Der erste Bauabschnitt beginnt nördlich der Ortslage Altbelgern (Deich-Kilometer 1plus300) und endet an der Überfahrt nach Martinskirchen (Deich-Kilometer 3plus150). Der zweite Bauabschnitt beinhaltet den weiteren Deichabschnitt (Station 3plus150 bis 5plus000) bis nördlich der Zuckerfabrik bei Brottewitz. Den weiteren Verlauf bildet das TO 3 Los 1 (Brottewitz Zuckerfabrik bis Köttlitz Altdeich), welches voraussichtlich 2021 fertiggestellt wird.

Alle Bauabschnitte sollen in der zweiten Jahreshälfte 2022 fertiggestellt sein. Die Firma EUROVIA VBU GmbH, NL Leipzig, führt die Bauarbeiten aus.

Spatenstich für Kultur- und Freizeitzentrum Mühlberg

Mit dem Ausbau des ehemaligen Rinderstalls des Klosters Marienstern zu einem Kultur- und Freizeitzentrum der Stadt Mühlberg mit EU-Mitteln gewinnen die Lebensqualität in Mühlberg und die öffentliche Freizeit- und Tourismusinfrastruktur an Attraktivität.
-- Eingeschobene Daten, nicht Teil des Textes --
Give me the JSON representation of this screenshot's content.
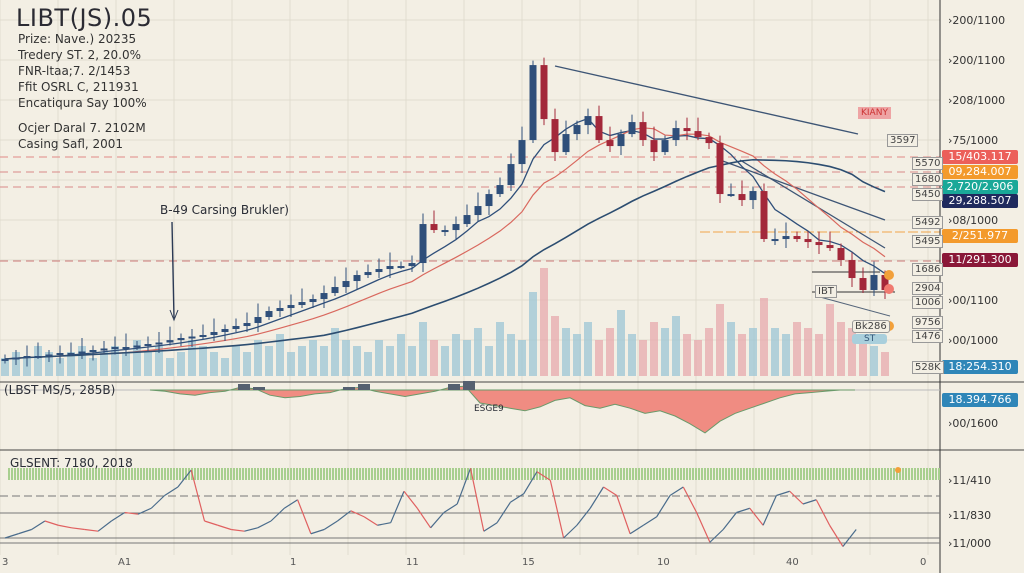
{
  "header": {
    "title": "LIBT(JS).05",
    "lines": [
      "Prize: Nave.) 20235",
      "Tredery ST. 2, 20.0%",
      "FNR-ltaa;7. 2/1453",
      "Ffit OSRL C, 211931",
      "Encatiqura Say 100%"
    ],
    "lines2": [
      "Ocjer Daral 7. 2102M",
      "Casing Safl, 2001"
    ]
  },
  "annotations": {
    "callout": "B-49 Carsing Brukler)",
    "tag": "KIANY",
    "ibt": "IBT",
    "bk": "Bk286",
    "st": "ST",
    "esg": "ESGE9"
  },
  "right_axis": {
    "ticks": [
      "200/1100",
      "200/1100",
      "208/1000",
      "75/1000",
      "08/1000",
      "00/1100",
      "00/1000",
      "00/1600",
      "11/410",
      "11/830",
      "11/000"
    ],
    "badges": [
      {
        "v": "15/403.117",
        "c": "#ec5f5a"
      },
      {
        "v": "09,284.007",
        "c": "#f39a2c"
      },
      {
        "v": "2,720/2.906",
        "c": "#1aa898"
      },
      {
        "v": "29,288.507",
        "c": "#1f2a5e"
      },
      {
        "v": "2/251.977",
        "c": "#f39a2c"
      },
      {
        "v": "11/291.300",
        "c": "#8a1838"
      },
      {
        "v": "18:254.310",
        "c": "#2f86b8"
      },
      {
        "v": "18.394.766",
        "c": "#2f86b8"
      }
    ],
    "small": [
      "3597",
      "5570",
      "1680",
      "5450",
      "5492",
      "5495",
      "1686",
      "2904",
      "1006",
      "9756",
      "1476",
      "528K"
    ]
  },
  "indicators": {
    "macd_label": "(LBST MS/5, 285B)",
    "sent_label": "GLSENT: 7180, 2018"
  },
  "x_axis": [
    "3",
    "A1",
    "1",
    "11",
    "15",
    "10",
    "40",
    "0"
  ],
  "colors": {
    "up": "#2f4f7a",
    "down": "#a3283a",
    "ma_fast": "#2f4f7a",
    "ma_mid": "#d9685e",
    "ma_slow": "#2c4d70",
    "vol_up": "#9cc6d6",
    "vol_down": "#e7a9ad",
    "hist": "#f08c82"
  },
  "chart_data": {
    "type": "candlestick",
    "ylim": [
      0,
      126.7
    ],
    "closes": [
      7,
      7.5,
      8,
      8,
      8.5,
      9,
      9,
      9.5,
      10,
      10.5,
      11,
      11,
      11.5,
      12,
      12.5,
      13.3,
      14,
      14.5,
      15,
      16,
      17,
      18,
      19,
      21,
      23,
      24,
      25,
      26,
      27,
      29,
      31,
      33,
      35,
      36,
      37,
      38,
      38,
      39,
      52,
      50,
      50,
      52,
      55,
      58,
      62,
      65,
      72,
      80,
      105,
      87,
      76,
      82,
      85,
      88,
      80,
      78,
      82,
      86,
      80,
      76,
      80,
      84,
      83,
      81,
      79,
      62,
      62,
      60,
      63,
      47,
      47,
      48,
      47,
      46,
      45,
      44,
      40,
      34,
      30,
      35,
      30
    ],
    "volumes": [
      3,
      4,
      3,
      5,
      4,
      3,
      4,
      5,
      3,
      4,
      5,
      4,
      6,
      4,
      5,
      3,
      4,
      6,
      5,
      4,
      3,
      5,
      4,
      6,
      5,
      7,
      4,
      5,
      6,
      5,
      8,
      6,
      5,
      4,
      6,
      5,
      7,
      5,
      9,
      6,
      5,
      7,
      6,
      8,
      5,
      9,
      7,
      6,
      14,
      18,
      10,
      8,
      7,
      9,
      6,
      8,
      11,
      7,
      6,
      9,
      8,
      10,
      7,
      6,
      8,
      12,
      9,
      7,
      8,
      13,
      8,
      7,
      9,
      8,
      7,
      12,
      9,
      8,
      6,
      5,
      4
    ],
    "macd": [
      0,
      -1,
      -3,
      -4,
      -2,
      -1,
      2,
      1,
      -4,
      -6,
      -5,
      -3,
      -2,
      1,
      2,
      -1,
      -3,
      -5,
      -3,
      -1,
      2,
      3,
      -10,
      -12,
      -14,
      -16,
      -13,
      -8,
      -6,
      -12,
      -14,
      -11,
      -14,
      -18,
      -16,
      -20,
      -26,
      -33,
      -24,
      -18,
      -14,
      -10,
      -6,
      -3,
      -2,
      -1,
      0,
      0
    ],
    "osc": [
      20,
      25,
      30,
      40,
      35,
      32,
      30,
      28,
      40,
      50,
      48,
      55,
      70,
      80,
      100,
      40,
      35,
      30,
      28,
      32,
      40,
      55,
      65,
      25,
      30,
      40,
      52,
      45,
      35,
      38,
      75,
      55,
      32,
      50,
      60,
      102,
      28,
      38,
      62,
      72,
      98,
      88,
      20,
      35,
      55,
      80,
      70,
      25,
      35,
      45,
      70,
      80,
      50,
      15,
      30,
      50,
      55,
      35,
      70,
      75,
      60,
      65,
      35,
      10,
      30
    ]
  }
}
Von den sich auf 1.507.278,75 Euro belaufenden Gesamtkosten beträgt die Zuwendung durch das Umweltministerium 1.058.450,10 Euro.  

Das Kloster Marienstern ist in seiner Nutzung einzigartig in Mitteldeutschland. Die Mühlberger Klosterbauten sind von großer Bedeutung für die Architektur- und Kunstgeschichte. Sein Ökumenisches Haus der Begegnung und Stille betreibt der gleichnamige Verein. Mit Bildungsangeboten und differenzierten Programmen öffnet es sich für Einzelpersonen, Gruppen und Familien, religiöse und nicht konfessionell Gebundene. Das Angebot reicht von kurzen Veranstaltungen bis zu mehrtägigen Seminaren mit Aufenthalt im Kloster. In der ehemaligen Propstei befindet sich das überregional bekannte „Museum Mühlberg 1547“. Dauerausstellungen informieren über die „Schlacht bei Mühlberg“ am 24. April 1547, die Geschichte des ehemaligen Kriegsgefangenen- und Speziallagers sowie über die Stadtgeschichte.